India is generating intense debates about cryptocurrency policies. The government imposes a tax of up to 30% on profits from cryptocurrency transactions, does not allow loss offsetting, and applies a 1% Tax Deducted at Source (TDS) on all cryptocurrency transactions. However, instead of completely banning digital assets, the current policy keeps the market in a state of ambiguity between control and vagueness.

Conflicting Signals from India's Cryptocurrency Policy

The cryptocurrency market in India is clearly divided. While the CEO of the Indian Blockchain Union believes that strict regulations make the market more transparent, many domestic investors and exchanges are calling for reforms. They want to reduce the TDS rate from 1% to 0.01% and allow loss offsetting with profits to reduce tax burden.
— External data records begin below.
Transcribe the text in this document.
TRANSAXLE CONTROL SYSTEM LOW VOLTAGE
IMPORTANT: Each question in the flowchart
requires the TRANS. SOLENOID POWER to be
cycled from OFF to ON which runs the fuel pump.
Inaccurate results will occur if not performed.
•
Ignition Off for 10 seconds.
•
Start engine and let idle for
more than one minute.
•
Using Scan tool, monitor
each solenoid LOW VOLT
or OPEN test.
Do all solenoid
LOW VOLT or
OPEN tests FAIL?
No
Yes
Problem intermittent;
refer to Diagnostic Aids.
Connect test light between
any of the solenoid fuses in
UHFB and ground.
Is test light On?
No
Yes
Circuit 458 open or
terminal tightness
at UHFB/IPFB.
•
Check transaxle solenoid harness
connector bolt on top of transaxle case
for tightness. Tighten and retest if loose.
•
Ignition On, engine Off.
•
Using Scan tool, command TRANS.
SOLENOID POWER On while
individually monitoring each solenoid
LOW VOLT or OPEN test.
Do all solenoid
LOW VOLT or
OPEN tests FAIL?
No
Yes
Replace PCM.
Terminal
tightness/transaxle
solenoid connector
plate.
However, due to concerns about tax evasion and increasing cybercrime, authorities remain cautious about loosening regulations.
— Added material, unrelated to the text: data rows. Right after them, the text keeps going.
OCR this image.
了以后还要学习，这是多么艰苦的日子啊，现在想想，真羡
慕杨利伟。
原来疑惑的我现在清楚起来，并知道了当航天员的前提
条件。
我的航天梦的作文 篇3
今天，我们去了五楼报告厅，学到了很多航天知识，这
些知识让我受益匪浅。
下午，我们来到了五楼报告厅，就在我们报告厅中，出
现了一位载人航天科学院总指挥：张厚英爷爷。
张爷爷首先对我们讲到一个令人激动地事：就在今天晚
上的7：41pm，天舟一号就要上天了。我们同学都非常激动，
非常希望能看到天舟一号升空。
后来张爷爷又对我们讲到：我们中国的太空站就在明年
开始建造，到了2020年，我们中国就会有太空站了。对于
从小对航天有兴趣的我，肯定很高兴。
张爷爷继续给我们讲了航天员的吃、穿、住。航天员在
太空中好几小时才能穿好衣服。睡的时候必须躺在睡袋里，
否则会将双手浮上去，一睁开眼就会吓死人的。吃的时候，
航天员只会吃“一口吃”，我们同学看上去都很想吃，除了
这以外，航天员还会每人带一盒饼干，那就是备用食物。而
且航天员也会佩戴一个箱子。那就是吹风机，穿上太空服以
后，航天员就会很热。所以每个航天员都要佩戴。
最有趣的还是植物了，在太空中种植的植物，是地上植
Indian Tax Authority Closely Monitors Cryptocurrency Traders

India's Income Tax Department has sent thousands of notices to individuals trading cryptocurrencies without fully declaring them in the fiscal years 2022–23 and 2023–24. Authorities suspect some investors are using cryptocurrencies as a tool for tax evasion, especially during a period of loose regulations.
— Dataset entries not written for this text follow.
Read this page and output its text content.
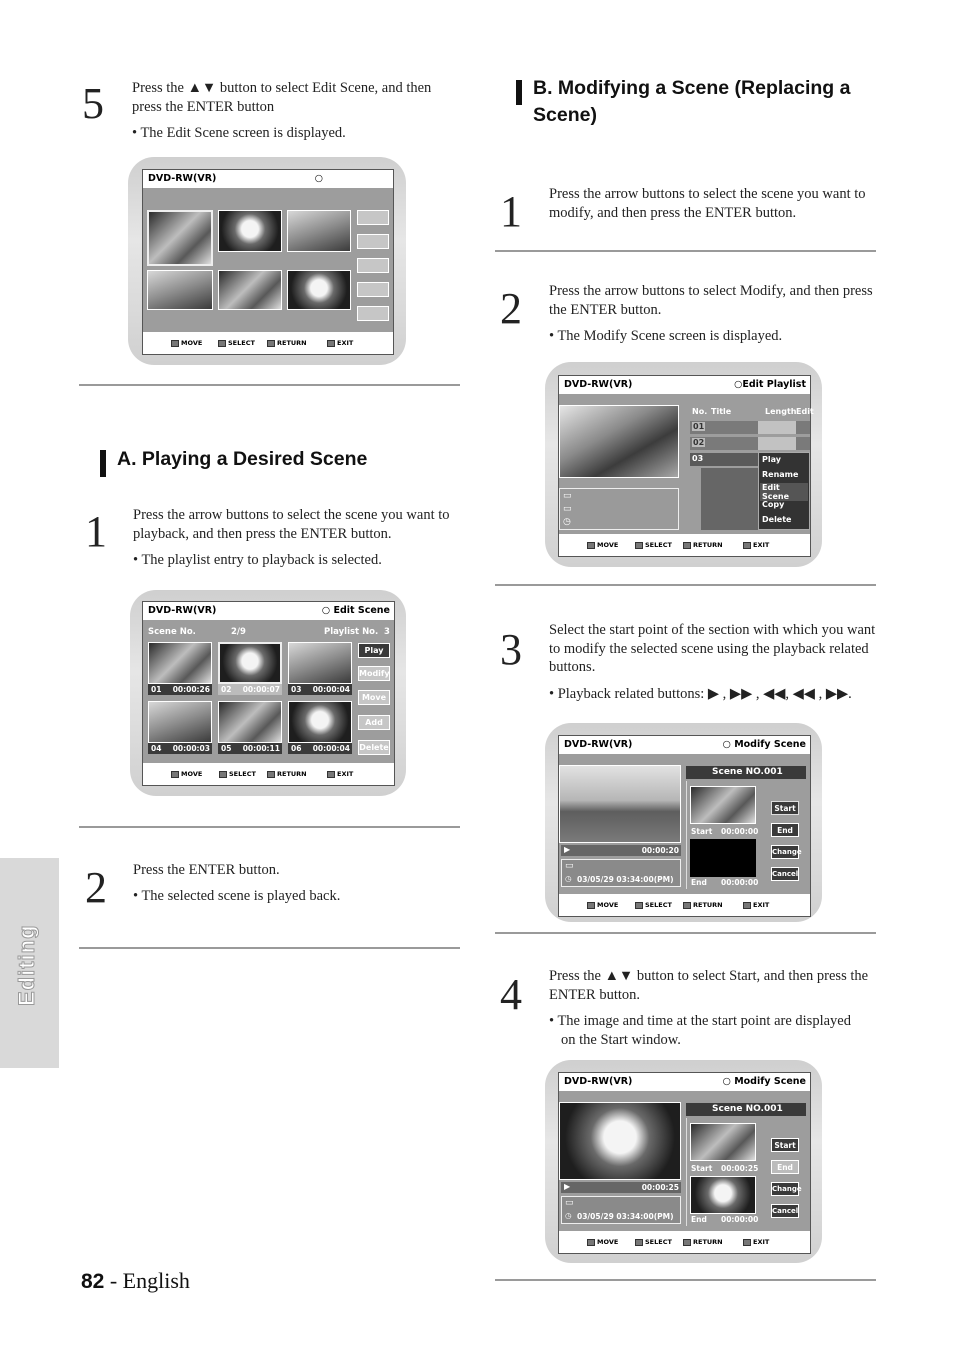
5 Press the ▲▼ button to select Edit Scene, and then press the ENTER button
• The Edit Scene screen is displayed.
DVD-RW(VR)	○
MOVE	SELECT	RETURN	EXIT
A. Playing a Desired Scene
1 Press the arrow buttons to select the scene you want to playback, and then press the ENTER button.
• The playlist entry to playback is selected.
DVD-RW(VR)	○ Edit Scene
Scene No.	2/9	Playlist No. 3
01 00:00:26 02 00:00:07 03 00:00:04
04 00:00:03 05 00:00:11 06 00:00:04
Play
Modify
Move
Add
Delete
MOVE	SELECT	RETURN	EXIT
2 Press the ENTER button.
• The selected scene is played back.
Editing
82 - English
B. Modifying a Scene (Replacing a Scene)
1 Press the arrow buttons to select the scene you want to modify, and then press the ENTER button.
2 Press the arrow buttons to select Modify, and then press the ENTER button.
• The Modify Scene screen is displayed.
DVD-RW(VR)	○Edit Playlist
▭
▭
◷
No. Title	Length Edit
01
02
03	Play
Rename
Edit Scene
Copy
Delete
MOVE	SELECT	RETURN	EXIT
3 Select the start point of the section with which you want to modify the selected scene using the playback related buttons.
• Playback related buttons: ▶ , ▶▶ , ◀◀, ◀◀ , ▶▶.
DVD-RW(VR)	○ Modify Scene
▶	00:00:20
▭
◷ 03/05/29 03:34:00(PM)
Scene NO.001
Start 00:00:00
End 00:00:00
Start
End
Change
Cancel
MOVE	SELECT	RETURN	EXIT
4 Press the ▲▼ button to select Start, and then press the ENTER button.
• The image and time at the start point are displayed on the Start window.
DVD-RW(VR)	○ Modify Scene
▶	00:00:25
▭
◷ 03/05/29 03:34:00(PM)
Scene NO.001
Start 00:00:25
End 00:00:00
Start
End
Change
Cancel
MOVE	SELECT	RETURN	EXIT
Currently, traders must adjust their declarations through updated tax versions. CoinDCX co-founder Sumit Gupta advises all individuals to declare cryptocurrency income, including income from Airdrop or transactions on international exchanges, to ensure legal compliance.

India's Cryptocurrency Tax Law Hinders Development

India's current cryptocurrency tax policy includes key points: 30% tax on digital asset profits, no loss offsetting, and 1% TDS on transactions over 10,000 Rs. These regulations have caused many large international exchanges to withdraw from the Indian market. Even domestic platforms are under significant pressure, calling for adjustments to the TDS rate and tax structure to promote sustainable investment and development.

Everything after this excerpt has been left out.